この人、絶対『治部殿はどんな反応するだろう』と面白がって出してるだろ。


「御方様、小西行長様より。」


「……小西様?」


うたは首を傾げる。


「なんて?」


「去年の検地帳簿どこにある?とお伺いです。」


「……殿へ。」


「はっ。」


「長束様と浅野様も同じです。」


「なんて?」


「大納言様と大政所様の法事について。いままでの帳簿はどこにあるか、との事。」


「……殿へ。」


「はっ。」


仕分け作業は着々と進んでいく。


「御方様、大谷刑部様より。」


「なんて?」


「大和の湯はよう効くぞ。

お前も、うた殿連れて偶には来い。」


「殿へ。」


うたは即答した。


「はっ。」


そこへ、小姓が追加の書状を持って来た。


「片桐様より、文にございまする。」


「……読み上げなさい。」


「はっ。」


小姓は書状を開き、読み上げる。


『佐吉くんへ。

元気ですか? 

兄ちゃんはもう限界です。

早く帰って来てください。
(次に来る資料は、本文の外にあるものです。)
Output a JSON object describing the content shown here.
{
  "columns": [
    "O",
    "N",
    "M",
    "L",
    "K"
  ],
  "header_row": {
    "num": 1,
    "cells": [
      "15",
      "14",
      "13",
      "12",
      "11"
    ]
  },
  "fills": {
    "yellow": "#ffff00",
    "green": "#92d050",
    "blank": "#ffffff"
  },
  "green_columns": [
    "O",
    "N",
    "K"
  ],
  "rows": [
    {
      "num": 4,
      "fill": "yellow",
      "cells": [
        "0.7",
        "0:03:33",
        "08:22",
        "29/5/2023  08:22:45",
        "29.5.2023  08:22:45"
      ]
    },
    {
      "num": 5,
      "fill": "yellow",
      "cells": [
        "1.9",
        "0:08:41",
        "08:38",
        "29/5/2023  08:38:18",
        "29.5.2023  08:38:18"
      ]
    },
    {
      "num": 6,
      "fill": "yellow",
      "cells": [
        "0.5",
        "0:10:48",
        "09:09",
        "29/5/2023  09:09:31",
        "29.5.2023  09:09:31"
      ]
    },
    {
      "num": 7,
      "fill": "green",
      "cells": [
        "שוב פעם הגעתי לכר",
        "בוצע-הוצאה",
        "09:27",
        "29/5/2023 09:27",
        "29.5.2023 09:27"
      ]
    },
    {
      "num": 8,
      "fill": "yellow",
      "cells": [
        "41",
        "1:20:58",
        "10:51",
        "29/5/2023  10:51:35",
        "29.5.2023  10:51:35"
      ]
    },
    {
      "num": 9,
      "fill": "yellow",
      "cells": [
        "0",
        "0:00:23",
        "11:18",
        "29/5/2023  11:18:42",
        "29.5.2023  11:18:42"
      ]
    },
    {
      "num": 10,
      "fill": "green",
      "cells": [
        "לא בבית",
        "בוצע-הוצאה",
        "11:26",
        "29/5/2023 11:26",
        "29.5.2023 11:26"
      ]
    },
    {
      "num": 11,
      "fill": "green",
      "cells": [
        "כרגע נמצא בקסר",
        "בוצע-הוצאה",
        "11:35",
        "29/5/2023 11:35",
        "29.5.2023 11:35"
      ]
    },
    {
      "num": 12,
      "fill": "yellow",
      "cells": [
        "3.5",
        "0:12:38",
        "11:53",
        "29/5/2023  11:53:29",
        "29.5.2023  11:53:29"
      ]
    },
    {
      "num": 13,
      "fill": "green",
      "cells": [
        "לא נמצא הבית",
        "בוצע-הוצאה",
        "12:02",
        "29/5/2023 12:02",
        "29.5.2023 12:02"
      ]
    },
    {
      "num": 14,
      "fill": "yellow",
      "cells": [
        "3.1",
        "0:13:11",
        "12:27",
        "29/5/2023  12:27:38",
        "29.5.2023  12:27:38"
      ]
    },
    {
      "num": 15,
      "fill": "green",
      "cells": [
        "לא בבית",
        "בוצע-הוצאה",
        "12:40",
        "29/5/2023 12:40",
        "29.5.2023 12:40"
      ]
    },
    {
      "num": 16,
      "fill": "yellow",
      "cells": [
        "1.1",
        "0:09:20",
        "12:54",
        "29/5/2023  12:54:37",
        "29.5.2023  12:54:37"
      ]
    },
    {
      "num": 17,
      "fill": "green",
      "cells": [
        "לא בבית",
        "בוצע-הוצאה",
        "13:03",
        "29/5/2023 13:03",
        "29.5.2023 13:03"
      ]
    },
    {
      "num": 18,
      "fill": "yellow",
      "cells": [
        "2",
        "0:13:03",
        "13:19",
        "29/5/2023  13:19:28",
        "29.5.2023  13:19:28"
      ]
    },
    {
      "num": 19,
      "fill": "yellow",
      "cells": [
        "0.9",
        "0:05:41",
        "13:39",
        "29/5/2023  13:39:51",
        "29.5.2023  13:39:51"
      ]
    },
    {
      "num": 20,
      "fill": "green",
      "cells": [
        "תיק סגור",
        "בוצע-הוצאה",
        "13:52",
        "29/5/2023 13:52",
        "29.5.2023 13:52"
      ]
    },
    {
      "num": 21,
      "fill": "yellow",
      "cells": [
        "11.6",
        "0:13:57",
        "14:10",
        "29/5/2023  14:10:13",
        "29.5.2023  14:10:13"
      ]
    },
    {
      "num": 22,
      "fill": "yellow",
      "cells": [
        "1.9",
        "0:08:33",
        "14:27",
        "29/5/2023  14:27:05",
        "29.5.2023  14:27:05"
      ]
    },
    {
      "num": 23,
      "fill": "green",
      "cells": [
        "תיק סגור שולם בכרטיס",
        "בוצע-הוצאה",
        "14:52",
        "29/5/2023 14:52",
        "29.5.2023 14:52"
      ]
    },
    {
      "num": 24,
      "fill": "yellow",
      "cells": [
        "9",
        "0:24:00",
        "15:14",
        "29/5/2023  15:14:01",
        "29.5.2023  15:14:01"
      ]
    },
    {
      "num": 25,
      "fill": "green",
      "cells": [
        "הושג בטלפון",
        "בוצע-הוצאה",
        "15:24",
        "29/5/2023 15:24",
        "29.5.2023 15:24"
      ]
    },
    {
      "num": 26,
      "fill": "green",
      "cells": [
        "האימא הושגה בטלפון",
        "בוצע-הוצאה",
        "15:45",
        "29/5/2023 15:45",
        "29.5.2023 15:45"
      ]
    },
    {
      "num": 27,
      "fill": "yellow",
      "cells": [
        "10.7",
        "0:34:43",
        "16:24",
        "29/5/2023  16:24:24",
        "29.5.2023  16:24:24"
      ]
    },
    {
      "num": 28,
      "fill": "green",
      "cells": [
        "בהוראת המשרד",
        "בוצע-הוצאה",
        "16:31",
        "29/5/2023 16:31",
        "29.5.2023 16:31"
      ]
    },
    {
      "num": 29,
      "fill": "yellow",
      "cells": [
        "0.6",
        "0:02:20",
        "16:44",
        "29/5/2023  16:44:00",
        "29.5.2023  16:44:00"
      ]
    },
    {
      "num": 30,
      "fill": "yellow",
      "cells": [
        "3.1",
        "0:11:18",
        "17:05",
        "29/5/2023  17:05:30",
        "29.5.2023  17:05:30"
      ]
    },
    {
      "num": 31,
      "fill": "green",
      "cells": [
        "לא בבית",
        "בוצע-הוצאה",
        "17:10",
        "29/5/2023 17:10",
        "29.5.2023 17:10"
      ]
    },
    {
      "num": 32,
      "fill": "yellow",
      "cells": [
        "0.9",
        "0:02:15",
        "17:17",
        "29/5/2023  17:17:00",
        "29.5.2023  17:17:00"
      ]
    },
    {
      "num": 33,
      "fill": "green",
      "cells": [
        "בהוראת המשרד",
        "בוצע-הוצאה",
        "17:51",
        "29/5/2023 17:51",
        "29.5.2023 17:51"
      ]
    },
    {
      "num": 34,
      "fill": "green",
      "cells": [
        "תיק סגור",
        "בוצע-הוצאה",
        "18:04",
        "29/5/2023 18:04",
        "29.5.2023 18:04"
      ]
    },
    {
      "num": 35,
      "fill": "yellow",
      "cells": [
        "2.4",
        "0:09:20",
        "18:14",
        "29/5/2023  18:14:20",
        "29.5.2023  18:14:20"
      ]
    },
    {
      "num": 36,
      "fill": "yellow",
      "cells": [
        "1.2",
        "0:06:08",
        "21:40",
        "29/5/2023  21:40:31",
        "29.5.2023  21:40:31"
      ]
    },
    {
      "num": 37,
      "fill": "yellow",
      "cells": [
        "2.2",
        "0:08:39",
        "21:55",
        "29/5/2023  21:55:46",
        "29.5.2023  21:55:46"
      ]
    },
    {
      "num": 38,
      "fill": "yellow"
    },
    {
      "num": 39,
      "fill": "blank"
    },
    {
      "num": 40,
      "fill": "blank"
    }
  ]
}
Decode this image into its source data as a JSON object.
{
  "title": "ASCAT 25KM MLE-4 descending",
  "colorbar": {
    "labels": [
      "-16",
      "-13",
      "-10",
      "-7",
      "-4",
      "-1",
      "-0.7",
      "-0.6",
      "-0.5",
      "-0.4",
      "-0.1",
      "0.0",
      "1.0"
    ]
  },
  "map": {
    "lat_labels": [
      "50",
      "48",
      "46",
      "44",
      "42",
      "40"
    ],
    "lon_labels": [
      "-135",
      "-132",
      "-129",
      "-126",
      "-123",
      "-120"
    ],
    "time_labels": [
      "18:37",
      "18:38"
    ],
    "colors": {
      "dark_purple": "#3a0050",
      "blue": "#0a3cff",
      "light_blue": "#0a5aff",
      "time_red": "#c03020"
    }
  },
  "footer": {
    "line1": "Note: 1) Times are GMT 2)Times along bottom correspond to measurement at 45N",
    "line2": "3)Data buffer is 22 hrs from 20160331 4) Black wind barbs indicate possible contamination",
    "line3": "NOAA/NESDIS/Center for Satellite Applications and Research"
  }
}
』


うたは暫く考える。


「胃かな?」


「胃やろ。」


「胃やな。」


3人の意見は一致していた。

そして、うたは顔を上げる。


「殿へ。」


「はっ。」


こうして、届いた大量の書状はうたや左近たちにより仕分けられ、大半は焚き火の燃料にされていたのだった。


その頃、畑を耕していた三成は、顔を上げて腰を叩く。


「静かやなぁ〜……。」


大坂の大混乱なんて知ったこっちゃない三成。

空を見上げて、「ええ天気やなぁ。」と呟き、作業を再開した。


【オマケ】


「淀の方様より。」


うたは一瞬、目を見開くが直ぐに指示を出す。


「殿へ。」


「はっ。」


茶々の手紙は無事に三成の元へ届けられた。


「淀の方様、なんて〜?」


正則は今日も三成のパシリをしている。

この人、暇じゃないはずなんだが、しょっちゅう来ている……。


三成はふっと小さく笑って読み上げた。


『治部殿へ。

ちゃんと寝ておりますか。

秀頼が自分の名を書けるようになりました。

徳川殿の顔色が悪いです。

且元が近江に帰りたい、と言い出したので引き留めてます。

小西殿や長束殿たちはあちこち飛び回ってます。

皆、疲れているようなので、胃に効く薬を送ってください。

きっと喜びます。』


三成と正則は顔を見合わせる。


「市、陳皮取って。あと、乾姜と甘草や。」


「はいはい。」


後日。

各所に届けられた胃薬。


「ほう……。」


家康は漢方オタクに火が付き……


「いや!ちゃう!帰って来い、言うてんねん!」


且元は号泣。


「ふむ……。」


小西さんたちはくれるというので、有り難く貰っておいた。


そして、全員こう言うのである。


「効くわ。」


なお、誰一人として『帰って来てくれ』という本題は解決していなかった。